Em meu sonho, nervoso e agitado, eu tomei um carro — mas ai! — malgrado esforços sobre-humanos, o carro não andava. E eu continuava a ver minha irmã pálida, ensanguentada, desfigurada, e a ouvir-lhe o mesmo grito cortante, repetido, choroso:

Que fazes tu, Luís? Volta, vem já!

Despertei, então, bruscamente, a face congestionada, a cabeça em fogo, a garganta seca, a respiração curta e irregular, enquanto que de meu corpo o suor corria. Saltei fora do leito, procurando acalmar-me. Mas, em vão, uma hora depois tornei a deitar-me: não pude mais dormir, nem mesmo dar repouso ao espírito, assim repentinamente perturbado.

Às onze horas, chegando à pensão, ia tomado de uma formidável tristeza. Interrogado pelos meus camaradas, contei-lhes o fato brutal que me sucedera. Riram, troçaram de mim. Às duas horas, encaminhei-me para a faculdade, a ver se no estudo lograva repousar.

Eram quatro horas quando saí da aula e vi que uma senhora, toda de luto, se dirigia para mim. A dois passos dos meus, ela levantou o véu, e eu logo reconheci minha irmã mais velha, que, inquieta sobre a minha pessoa, vinha, apesar da sua legitima dor, saber o que era feito de mim. Deu-me parte do fatal acontecimento, que nada me podia fazer prever, pois que eu tinha recebido excelentes notícias de minha família ainda no dia 22, de manhã.

Eis a narrativa que vos faço, e cuja absoluta verdade afirmo sob palavra de honra. Não emito nenhuma opinião, limito-me a contar-vos o caso. Vinte anos se passaram depois disso, mas a impressão que eu senti é ainda igualmente profunda, e, se a figura de Helena já me não aparece, talvez com a mesma pureza de linhas, eu escuto ainda o seu mesmo apelo choroso, multiplicado, desesperado:

Que fazes tu, Luís? Volta, vem já! — Luís Noell, farmacêutico em Celta.”

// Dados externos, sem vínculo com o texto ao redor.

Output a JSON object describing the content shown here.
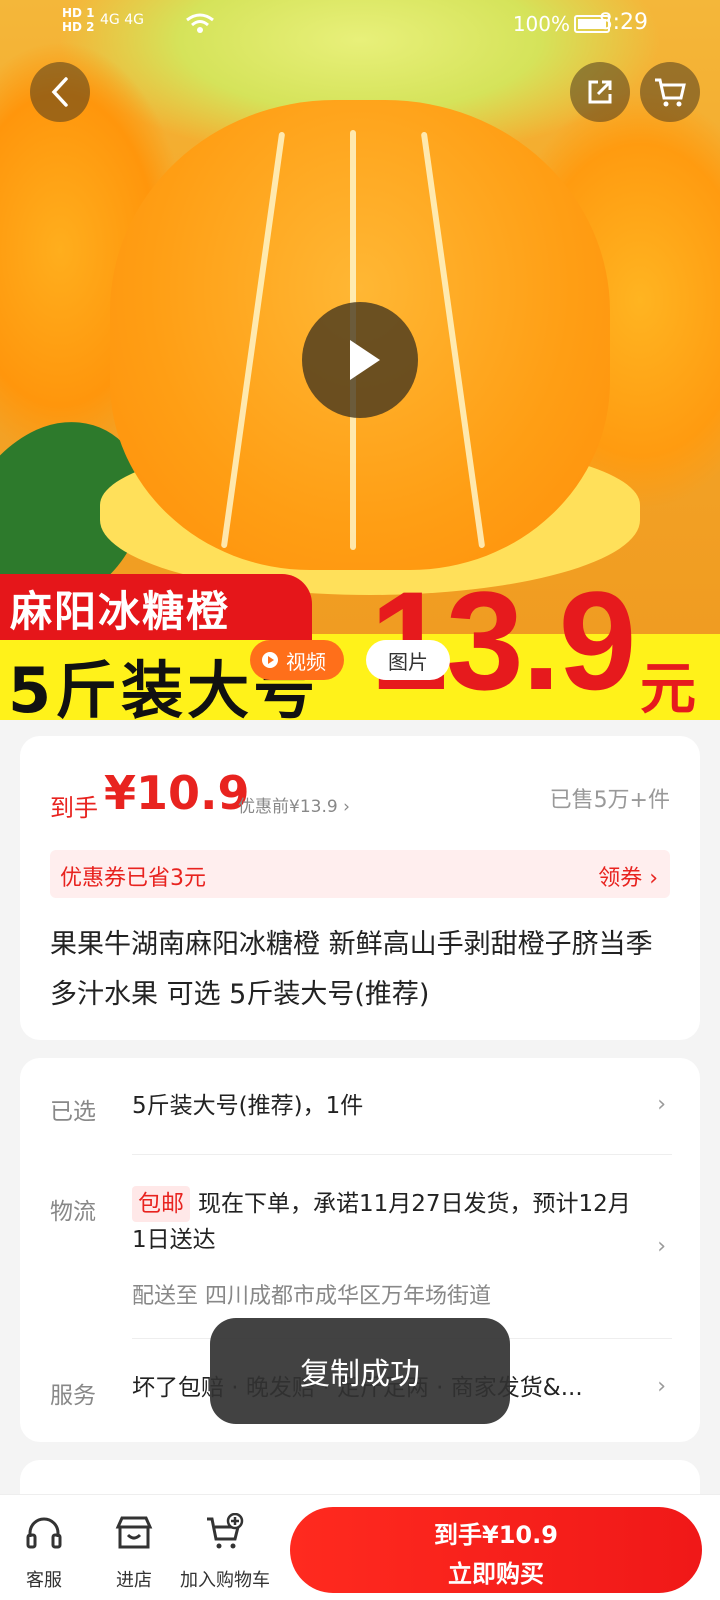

A esta narrativa acompanham documentos destinados a provar a sua autenticidade e, entre os quais, a seguinte carta da irmã do observador:


Meu irmão me pediu que, para satisfazer desejos vossos, eu vos enviasse a narrativa do encontro que tive com ele, em Montpellier, após a morte de nossa irmã Helena. Obedecendo, venho, malgrado a amargura de recordações dolorosas, trazer-vos meu testemunho.

Ao ver na rua meu irmão, que foi o primeiro a me reconhecer, apesar do meu luto cerrado, compreendi logo que ele ignorava a morte de Helena.

Que desgraça nos aconteceu? — exclamou ele.

Ouvindo da minha boca a triste nova, ele me apertou nos braços com tal violência que quase tombei no solo.

Voltando com ele à casa, presenciei uma cena horrível.

Louco de cólera, meu irmão, que era nervoso, impetuoso, mas muito bom, quase me maltratou:

Que fatalidade! — exclamou ele. — Que desgraça! Mas esses telegramas, por que os não recebi eu?!

E atirou dois socos violentos à mesa, abalando-a toda.

Depois, agitadíssimo, pôs-se a beber copos sobre copos de água.

Houve um instante em que acreditei que ele estava na realidade louco, tão desvairado era o seu olhar...

Quando voltou a si, algumas horas após, disse-me:

Oh! Eu estava seguro disto; uma grande desventura devia cair sobre mim! E contou-me então a alucinação que tivera durante a noite. —Teresa Noell.”


Fonte: Leitura Para todos, nº 01, novembro de1905.